To test the question, the team first simulated rational processes by constructing random walks through the research literature. They start with one property, such as covid vaccination, and then jump to a paper with the same property, another paper by the same author, or material cited in that paper.

They ran millions of random walks and their model offered a 400% improvement in predictions of future discoveries over focusing only on research content, especially when the relevant literature was sparse. They could predict the actual people making each discovery with more than 40% accuracy because the program knew that the predicted person was one of the few whose experience or relationship connected the object and material in question.


Evans describes the model as a “digital double” of the scientific system, which allows the simulation of what might happen in it and the testing of alternative possibilities. He explains how it highlights the ways in which scientists relate to the methods, qualities, and people they experience.

“It also allows us to learn things about that system and its limitations,” he says. “This suggests that some aspects of our current science system, such as average and graduate education, for example, are not tuned to discovery. They are tuned to provide a label that helps people get jobs – to flood the job market. They do not optimize the discovery of new and technologically relevant content. To do that, each student will be an experiment – ​​crossing new gaps in the landscape of expertise.

In a second demonstration of the paper, they asked the AI ​​model not to find the predictions most likely to be discovered by people, but to find predictions that are scientifically plausible but less likely to be discovered by people.

Researchers call these extraterrestrial or complementary hypotheses, and they have three characteristics: they are rarely detected by humans; Once discovered, scientific systems will not reorganize themselves for many years in the future; Alien hypotheses are, on average, better than human hypotheses because humans will concentrate every ounce of discovery from an existing theory or approach before exploring a new one. Because these models avoid the connections and configurations of human scientific activity, they explore entirely new territory.

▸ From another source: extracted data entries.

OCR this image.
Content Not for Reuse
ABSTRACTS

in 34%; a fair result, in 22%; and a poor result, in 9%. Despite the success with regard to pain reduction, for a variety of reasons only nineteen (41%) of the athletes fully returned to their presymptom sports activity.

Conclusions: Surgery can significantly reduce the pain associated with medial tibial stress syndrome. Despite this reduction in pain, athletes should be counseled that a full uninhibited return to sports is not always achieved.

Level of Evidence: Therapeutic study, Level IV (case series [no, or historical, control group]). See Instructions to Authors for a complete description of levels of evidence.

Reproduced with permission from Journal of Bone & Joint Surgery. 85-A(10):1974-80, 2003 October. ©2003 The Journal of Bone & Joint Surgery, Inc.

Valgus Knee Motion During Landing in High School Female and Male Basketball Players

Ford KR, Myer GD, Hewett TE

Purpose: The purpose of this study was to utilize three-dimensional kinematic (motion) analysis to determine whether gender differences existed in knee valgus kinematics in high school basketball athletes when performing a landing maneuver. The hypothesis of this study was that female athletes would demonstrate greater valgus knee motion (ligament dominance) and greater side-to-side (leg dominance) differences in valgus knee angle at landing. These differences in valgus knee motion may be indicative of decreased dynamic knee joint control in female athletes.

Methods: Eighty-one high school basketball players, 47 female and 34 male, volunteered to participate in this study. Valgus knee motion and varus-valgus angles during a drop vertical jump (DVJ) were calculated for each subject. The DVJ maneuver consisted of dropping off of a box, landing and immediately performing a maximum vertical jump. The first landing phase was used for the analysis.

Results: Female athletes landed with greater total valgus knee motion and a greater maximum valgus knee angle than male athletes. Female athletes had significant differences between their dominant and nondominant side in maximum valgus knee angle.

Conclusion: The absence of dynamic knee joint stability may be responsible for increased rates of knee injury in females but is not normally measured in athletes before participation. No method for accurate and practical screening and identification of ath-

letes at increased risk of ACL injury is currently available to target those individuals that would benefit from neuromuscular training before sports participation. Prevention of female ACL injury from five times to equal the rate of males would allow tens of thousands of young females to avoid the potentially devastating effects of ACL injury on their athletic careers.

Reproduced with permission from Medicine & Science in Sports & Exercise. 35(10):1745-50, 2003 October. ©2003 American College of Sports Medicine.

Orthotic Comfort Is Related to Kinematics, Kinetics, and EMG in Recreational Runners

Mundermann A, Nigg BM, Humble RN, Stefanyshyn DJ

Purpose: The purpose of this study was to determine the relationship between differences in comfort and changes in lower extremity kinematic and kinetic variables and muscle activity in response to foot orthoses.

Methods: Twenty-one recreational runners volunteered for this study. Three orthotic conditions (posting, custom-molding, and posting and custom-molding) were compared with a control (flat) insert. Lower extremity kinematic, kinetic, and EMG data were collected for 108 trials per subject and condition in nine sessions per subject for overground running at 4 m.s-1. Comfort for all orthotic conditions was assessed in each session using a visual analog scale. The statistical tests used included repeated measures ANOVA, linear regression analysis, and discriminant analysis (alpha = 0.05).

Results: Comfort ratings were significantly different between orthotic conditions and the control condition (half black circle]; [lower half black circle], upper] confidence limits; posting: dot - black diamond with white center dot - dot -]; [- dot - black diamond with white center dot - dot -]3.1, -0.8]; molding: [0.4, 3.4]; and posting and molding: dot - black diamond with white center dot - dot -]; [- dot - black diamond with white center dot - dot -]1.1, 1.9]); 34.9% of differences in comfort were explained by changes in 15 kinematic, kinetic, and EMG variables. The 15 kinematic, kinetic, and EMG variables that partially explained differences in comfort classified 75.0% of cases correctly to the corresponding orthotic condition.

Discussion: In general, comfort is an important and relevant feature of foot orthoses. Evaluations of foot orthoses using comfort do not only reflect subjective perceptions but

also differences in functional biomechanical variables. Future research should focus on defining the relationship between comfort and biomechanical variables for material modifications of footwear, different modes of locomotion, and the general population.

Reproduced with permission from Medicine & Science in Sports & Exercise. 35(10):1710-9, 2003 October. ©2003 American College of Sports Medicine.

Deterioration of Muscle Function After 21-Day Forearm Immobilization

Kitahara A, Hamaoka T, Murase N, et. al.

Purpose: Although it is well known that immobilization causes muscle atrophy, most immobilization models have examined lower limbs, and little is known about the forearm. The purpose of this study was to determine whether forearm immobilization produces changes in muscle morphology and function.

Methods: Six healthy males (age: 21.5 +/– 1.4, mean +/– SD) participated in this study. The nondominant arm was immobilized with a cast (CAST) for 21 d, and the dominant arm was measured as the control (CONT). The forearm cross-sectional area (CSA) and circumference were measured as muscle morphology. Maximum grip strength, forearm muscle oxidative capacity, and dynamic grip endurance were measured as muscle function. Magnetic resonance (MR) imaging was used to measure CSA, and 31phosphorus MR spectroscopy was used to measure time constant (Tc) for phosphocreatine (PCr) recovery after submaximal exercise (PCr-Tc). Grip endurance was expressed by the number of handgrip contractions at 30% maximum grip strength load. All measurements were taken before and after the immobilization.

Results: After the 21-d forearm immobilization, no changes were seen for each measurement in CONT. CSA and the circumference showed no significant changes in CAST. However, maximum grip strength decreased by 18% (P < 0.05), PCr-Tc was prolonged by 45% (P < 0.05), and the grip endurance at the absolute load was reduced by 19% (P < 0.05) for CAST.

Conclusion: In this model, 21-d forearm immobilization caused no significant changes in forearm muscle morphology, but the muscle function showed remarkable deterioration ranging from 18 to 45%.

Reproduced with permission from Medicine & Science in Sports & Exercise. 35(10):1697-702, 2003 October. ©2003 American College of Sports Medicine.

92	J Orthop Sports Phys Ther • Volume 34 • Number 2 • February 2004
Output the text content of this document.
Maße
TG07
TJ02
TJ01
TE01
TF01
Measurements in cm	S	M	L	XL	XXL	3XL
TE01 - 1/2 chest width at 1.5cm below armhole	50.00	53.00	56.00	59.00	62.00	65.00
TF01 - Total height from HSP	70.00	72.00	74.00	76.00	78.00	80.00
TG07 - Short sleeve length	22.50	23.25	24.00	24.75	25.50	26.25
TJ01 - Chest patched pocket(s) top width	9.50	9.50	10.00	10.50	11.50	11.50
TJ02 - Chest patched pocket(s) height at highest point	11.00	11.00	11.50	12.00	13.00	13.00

Radically enhanced intelligence

Evans explains that looking at AI as an attempt to copy human ability — building on Alan Turing’s idea of ​​the imitation game in which humans are the benchmarks of intelligence — doesn’t help scientists accelerate their ability to solve problems. He says we’re likely to benefit more from a radical increase in our collective intelligence than an artificial copy.

“People in these domains — science, technology, culture — they try to stay with the pack,” Evans said. “You survive by influencing others when they use your ideas or technology. You maximize this by staying close to the pack. Our models complement that bias by creating algorithms that follow signals of scientific credibility, but avoid the pack alone.

Rather than simply reflecting what human scientists might think in the near future, using AI to move outside existing methods and collaborations enhances human capacity and supports better exploration.

“It’s about changing the framing of AI from artificial intelligence to radically augmented intelligence, which requires learning more about individual and collective cognitive capacity, not less,” Evans said. “As we understand more about human perception, we can clearly design systems that compensate for its limitations and lead us to collectively know more.”